Enno hatte sich zur Seite gedreht. Sein Atem war jetzt nicht mehr zu hören. Langsam schob ich mich aus dem Bett und schlich die knarrende Holztreppe nach unten in die Küche.

Noch im Bademantel kochte ich mir eine Kanne Kaffee, holte die Tageszeitung aus dem Briefkasten und machte es mir auf meinem Ostfriesensofa in der Küche bequem. Ich liebte es, die druckfrischen, noch leicht aneinanderklebenden Seiten der Zeitung zu entfalten.

Diese morgendliche Stille hatte etwas Jungfräuliches. Es fühlte sich alles so frisch an. Der Tag war noch rein und sauber. Nichts Schlimmes war bisher geschehen, keine bösen Worte waren gesprochen worden. Früh am Morgen fühlte ich mich meist unbeschwert und leicht.

Nach einer Weile hörte ich Enno im ersten Stock herumlaufen. Hoffentlich schmeißt er nicht wieder seine Klamotten überallhin, dachte ich und sah zur Decke. Ich hasste Unordnung. Es war aber nicht so, dass ich pingelig war. Nein, ich hatte nur keine Lust, immer auf der Suche nach irgendwelchen Dingen zu sein. Bei mir musste alles seinen festen Platz haben. Das gab mir irgendwie Halt und das Gefühl von Beständigkeit.

»Moin.« Enno stand mit zerzaustem Haar in der Küche und sah mich fragend an. »Wieso bist du so früh wach?«

Ich zuckte nur mit den Schultern. »Ich konnte nicht mehr schlafen«, murmelte ich.

»Gibt es schon Kaffee?«

»Ja, schon fertig.« Ich deutete auf die Kaffeemaschine. Auch nach all den Jahren wunderte ich mich immer wieder, dass Enno, ein echter und eingefleischter Ostfriese, keinen Tee trank. Manche Menschen waren ja der Meinung, dass in den Adern der Ostfriesen Tee mit Kluntje statt Blut floss.

»Irgendwie bekomme ich Magendrücken davon«, hatte er mir mal erklärt.

Enno setzte sich an den Tisch. Ich reichte ihm den Sportteil der Ostfriesenzeitung.

Zuerst las ich immer die Todesanzeigen. In der Hoffnung, keine Annonce zu finden, in der der Tod eines Kindes angezeigt wurde. Wenn ich denn doch einmal solch eine Todesanzeige entdeckte, fiel ich in ein Loch.
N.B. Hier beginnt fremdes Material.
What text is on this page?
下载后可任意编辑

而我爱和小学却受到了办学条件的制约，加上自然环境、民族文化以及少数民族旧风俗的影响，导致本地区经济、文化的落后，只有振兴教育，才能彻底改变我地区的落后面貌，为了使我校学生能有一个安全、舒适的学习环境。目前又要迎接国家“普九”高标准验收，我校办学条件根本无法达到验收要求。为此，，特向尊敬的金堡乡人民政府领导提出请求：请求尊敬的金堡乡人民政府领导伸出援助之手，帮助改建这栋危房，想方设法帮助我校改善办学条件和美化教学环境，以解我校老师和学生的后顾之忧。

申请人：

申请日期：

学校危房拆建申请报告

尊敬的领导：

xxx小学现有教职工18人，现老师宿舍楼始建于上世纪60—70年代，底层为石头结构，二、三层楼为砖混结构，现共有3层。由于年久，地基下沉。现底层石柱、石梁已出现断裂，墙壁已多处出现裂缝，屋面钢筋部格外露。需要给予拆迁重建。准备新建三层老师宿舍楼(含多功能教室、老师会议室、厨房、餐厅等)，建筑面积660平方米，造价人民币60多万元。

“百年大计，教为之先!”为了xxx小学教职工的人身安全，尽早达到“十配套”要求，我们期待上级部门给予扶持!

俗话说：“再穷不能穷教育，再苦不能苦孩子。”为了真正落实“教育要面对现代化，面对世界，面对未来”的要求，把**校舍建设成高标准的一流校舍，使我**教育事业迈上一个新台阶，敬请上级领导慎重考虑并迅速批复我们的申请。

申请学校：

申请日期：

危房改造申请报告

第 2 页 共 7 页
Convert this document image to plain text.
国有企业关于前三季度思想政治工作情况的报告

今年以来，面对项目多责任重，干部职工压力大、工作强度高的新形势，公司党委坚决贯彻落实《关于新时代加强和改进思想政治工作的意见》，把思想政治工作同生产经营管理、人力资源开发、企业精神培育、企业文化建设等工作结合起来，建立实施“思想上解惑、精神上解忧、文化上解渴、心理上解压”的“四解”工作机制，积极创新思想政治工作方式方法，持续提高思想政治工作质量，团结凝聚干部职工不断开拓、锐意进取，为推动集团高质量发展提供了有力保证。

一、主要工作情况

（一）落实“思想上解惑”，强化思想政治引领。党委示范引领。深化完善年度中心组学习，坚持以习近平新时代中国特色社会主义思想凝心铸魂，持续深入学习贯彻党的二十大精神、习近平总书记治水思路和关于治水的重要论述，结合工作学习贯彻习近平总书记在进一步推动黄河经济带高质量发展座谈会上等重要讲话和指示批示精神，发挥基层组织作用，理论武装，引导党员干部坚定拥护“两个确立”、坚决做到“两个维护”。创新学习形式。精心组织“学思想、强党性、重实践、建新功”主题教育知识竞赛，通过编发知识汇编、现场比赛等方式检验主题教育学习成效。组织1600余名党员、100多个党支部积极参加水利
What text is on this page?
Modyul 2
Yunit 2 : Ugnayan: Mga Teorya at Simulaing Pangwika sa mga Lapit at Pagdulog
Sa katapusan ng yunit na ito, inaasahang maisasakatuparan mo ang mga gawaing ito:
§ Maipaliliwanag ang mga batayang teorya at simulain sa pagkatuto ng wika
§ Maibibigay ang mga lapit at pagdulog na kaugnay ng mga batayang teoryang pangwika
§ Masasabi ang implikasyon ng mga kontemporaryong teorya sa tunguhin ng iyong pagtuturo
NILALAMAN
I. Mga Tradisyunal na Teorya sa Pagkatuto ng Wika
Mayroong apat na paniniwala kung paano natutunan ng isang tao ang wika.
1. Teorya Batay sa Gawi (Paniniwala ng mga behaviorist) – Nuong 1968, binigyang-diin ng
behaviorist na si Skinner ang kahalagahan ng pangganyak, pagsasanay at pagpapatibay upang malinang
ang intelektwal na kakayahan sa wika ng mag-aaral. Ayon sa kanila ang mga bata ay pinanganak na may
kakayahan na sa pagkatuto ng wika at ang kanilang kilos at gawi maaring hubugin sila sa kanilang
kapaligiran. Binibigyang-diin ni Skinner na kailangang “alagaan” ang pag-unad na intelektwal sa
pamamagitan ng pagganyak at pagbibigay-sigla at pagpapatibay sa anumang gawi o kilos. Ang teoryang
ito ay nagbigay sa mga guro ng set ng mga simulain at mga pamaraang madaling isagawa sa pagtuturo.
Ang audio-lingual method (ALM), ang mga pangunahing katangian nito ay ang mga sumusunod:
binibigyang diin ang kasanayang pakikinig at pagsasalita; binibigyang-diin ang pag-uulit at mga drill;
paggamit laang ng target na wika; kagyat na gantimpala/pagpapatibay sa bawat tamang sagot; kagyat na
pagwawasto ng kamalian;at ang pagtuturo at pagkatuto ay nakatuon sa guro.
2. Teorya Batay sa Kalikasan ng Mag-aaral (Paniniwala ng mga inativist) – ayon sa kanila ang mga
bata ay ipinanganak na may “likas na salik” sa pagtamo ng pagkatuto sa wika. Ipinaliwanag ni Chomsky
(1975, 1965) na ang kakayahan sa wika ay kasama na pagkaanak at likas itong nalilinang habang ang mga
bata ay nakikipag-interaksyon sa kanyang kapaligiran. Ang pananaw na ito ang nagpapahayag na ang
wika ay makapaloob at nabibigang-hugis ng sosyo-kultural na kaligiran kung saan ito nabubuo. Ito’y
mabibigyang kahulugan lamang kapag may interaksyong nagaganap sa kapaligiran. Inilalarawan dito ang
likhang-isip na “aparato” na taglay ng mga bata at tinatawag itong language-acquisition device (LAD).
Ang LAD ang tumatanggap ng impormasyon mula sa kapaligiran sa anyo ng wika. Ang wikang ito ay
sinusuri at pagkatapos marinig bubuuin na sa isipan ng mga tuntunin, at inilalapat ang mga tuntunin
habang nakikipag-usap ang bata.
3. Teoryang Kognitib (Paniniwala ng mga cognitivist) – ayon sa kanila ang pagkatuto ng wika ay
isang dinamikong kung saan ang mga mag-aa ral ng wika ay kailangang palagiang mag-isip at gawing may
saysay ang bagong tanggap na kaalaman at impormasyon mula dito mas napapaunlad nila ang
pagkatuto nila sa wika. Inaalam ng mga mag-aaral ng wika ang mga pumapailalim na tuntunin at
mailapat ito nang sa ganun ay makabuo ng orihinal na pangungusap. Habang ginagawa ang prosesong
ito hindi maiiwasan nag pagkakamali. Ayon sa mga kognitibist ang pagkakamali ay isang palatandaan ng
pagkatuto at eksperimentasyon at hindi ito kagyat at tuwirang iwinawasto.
Eine große, schwere Faust rammte dann ungebremst in meinen Magen. Mir blieb die Luft weg. Der Tag verlief schleppend, er war grau und beschwerlich. Oft meldete ich mich an solchen Tagen krank. Es war mir dann unmöglich, unter Menschen zu gehen.

Enno hatte das nach einer Weile mitbekommen. »Was machst du da? Lies es doch einfach nicht. Es quält dich doch.« Hilflos sah Enno mich an. »Ich kann den Teil aus der Zeitung entfernen. Dann siehst du es nicht mehr.« Er wollte die Zeitung an sich nehmen.

»Nein«, hatte ich schnell geantwortet und seinen Arm festgehalten. »Nein, ich muss das lesen.«

Enno zog seine Hand zurück. »Aber, es ist doch ...«

»Enno«, unterbrach ich ihn. »Ein Kind ist tot und wird auch nicht wieder davon lebendig, wenn ich die Anzeige nicht lese.«

Ich wusste selbst, dass es totaler Unsinn war, was ich da von mir gab. Aber es war wie ein Zwang, zu kontrollieren, ob alles in Ordnung war. Wenn ich keine Todesanzeige eines Kindes oder jungen Menschen fand, war die Welt in Ordnung und ich konnte beruhigt den Tag beginnen. Enno hatte nur den Kopf geschüttelt und mich von da an gewähren lassen.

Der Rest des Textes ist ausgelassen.